2024年5月19日日曜日

塩抜きのこと

   一昨日は「食の保守性」を書いたが、もう少しだけ食に関わる話題を書く。 
 その1は若ごぼう(葉ごぼう)のことだが、妻が「You Tubeで葉ごぼうの料理を紹介している」と教えてくれたものだが、高知の主婦のそれは、わざわざ「若ごぼう」ではなく「葉ごぼう」と称しているのに葉っぱは全て廃棄して、茎と根っこだけの料理だった。出来栄えが美しいというのは認める。

 何が正しいとか間違いとかいうものではないが、わが家では葉っぱも一緒に料理する。
 よく似た食材でいうと、「山ふき」も葉っぱを捨てずに調理する。いずれも葉っぱがもったいないというよりも、葉っぱも美味しいからそうしている。
 スーパーでは「山ふき」など、最初から葉っぱをとってきれいに茎だけを束ねて売っていたりするから、そこからスタートした人なら「食べるのは茎」が大前提になるのかもしれないが、「葉っぱも美味しいのに」と思ってしまう。

 その2は塩サケのことである。
 元々日本列島の東や北と西日本とでは魚の好みに大きな違いがあるが、こんなに流通の状態が変わっても「変わらないなあ」と思うことのひとつが鮭(サケ)、大阪でいえば「シャケ」である。
 何を今さらと思われるかもしれないが、先日古代史の小笠原好彦先生の講座に参加していた折、話が少し脱線して、青森出身の先生はほゞ毎日塩サケを欠かさないとおっしゃったのには驚いた。
 さらに先生は、「関西では塩サケの塩抜きをしない人がいる」というのでさらに驚いた。
 つまりわが家では、塩サケはどうしようもない折の弁当のおかずにたまに買うだけだし、甘塩ぐらいにしていることもあり、わざわざサケを「塩抜き」をして料理をするという発想がなかったからである。
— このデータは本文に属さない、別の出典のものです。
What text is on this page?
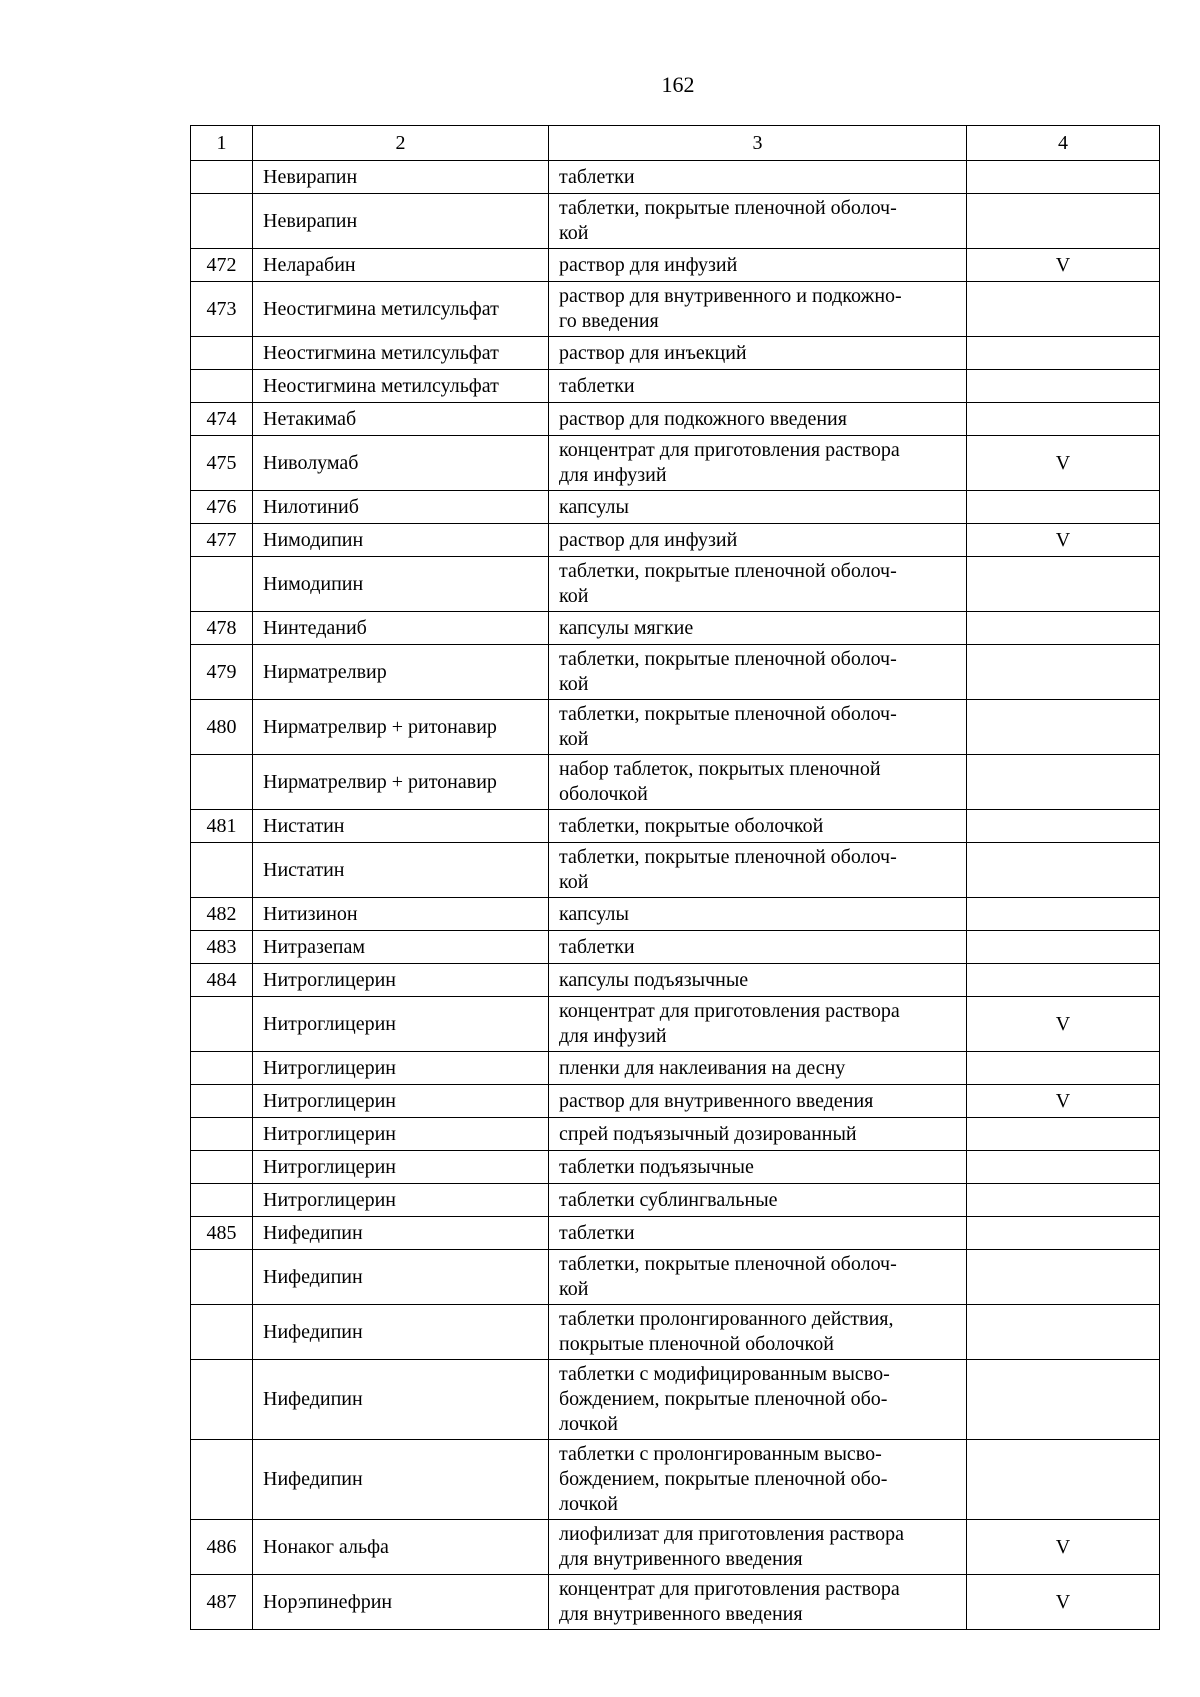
162
1	2	3	4
	Невирапин	таблетки	
	Невирапин	таблетки, покрытые пленочной оболоч-
кой	
472	Неларабин	раствор для инфузий	V
473	Неостигмина метилсульфат	раствор для внутривенного и подкожно-
го введения	
	Неостигмина метилсульфат	раствор для инъекций	
	Неостигмина метилсульфат	таблетки	
474	Нетакимаб	раствор для подкожного введения	
475	Ниволумаб	концентрат для приготовления раствора
для инфузий	V
476	Нилотиниб	капсулы	
477	Нимодипин	раствор для инфузий	V
	Нимодипин	таблетки, покрытые пленочной оболоч-
кой	
478	Нинтеданиб	капсулы мягкие	
479	Нирматрелвир	таблетки, покрытые пленочной оболоч-
кой	
480	Нирматрелвир + ритонавир	таблетки, покрытые пленочной оболоч-
кой	
	Нирматрелвир + ритонавир	набор таблеток, покрытых пленочной
оболочкой	
481	Нистатин	таблетки, покрытые оболочкой	
	Нистатин	таблетки, покрытые пленочной оболоч-
кой	
482	Нитизинон	капсулы	
483	Нитразепам	таблетки	
484	Нитроглицерин	капсулы подъязычные	
	Нитроглицерин	концентрат для приготовления раствора
для инфузий	V
	Нитроглицерин	пленки для наклеивания на десну	
	Нитроглицерин	раствор для внутривенного введения	V
	Нитроглицерин	спрей подъязычный дозированный	
	Нитроглицерин	таблетки подъязычные	
	Нитроглицерин	таблетки сублингвальные	
485	Нифедипин	таблетки	
	Нифедипин	таблетки, покрытые пленочной оболоч-
кой	
	Нифедипин	таблетки пролонгированного действия,
покрытые пленочной оболочкой	
	Нифедипин	таблетки с модифицированным высво-
бождением, покрытые пленочной обо-
лочкой	
	Нифедипин	таблетки с пролонгированным высво-
бождением, покрытые пленочной обо-
лочкой	
486	Нонаког альфа	лиофилизат для приготовления раствора
для внутривенного введения	V
487	Норэпинефрин	концентрат для приготовления раствора
для внутривенного введения	V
 昔の思い出になると、私の母などはニシンを人間の食材とは認めていなかった。
 そんなもので東京で、生のニシンの塩焼きを食べたときは不思議な気がした。希少な特産品ならそんなこともあるかもしれないが、日本列島の西と東では「他国」ほどの文化の違いがあるのを知った。

 で、この歳で初めて、塩サケを「あんな塩辛い物を食べて喜ぶ気が知れん」というのが大きな誤解であったことを知って反省しているところである。

1 件のコメント:

  1.  このブログ記事原稿を書いてからイオンに行ったが、塩サケは全て甘塩で、「ほんとうの」塩サケは売っていなかった。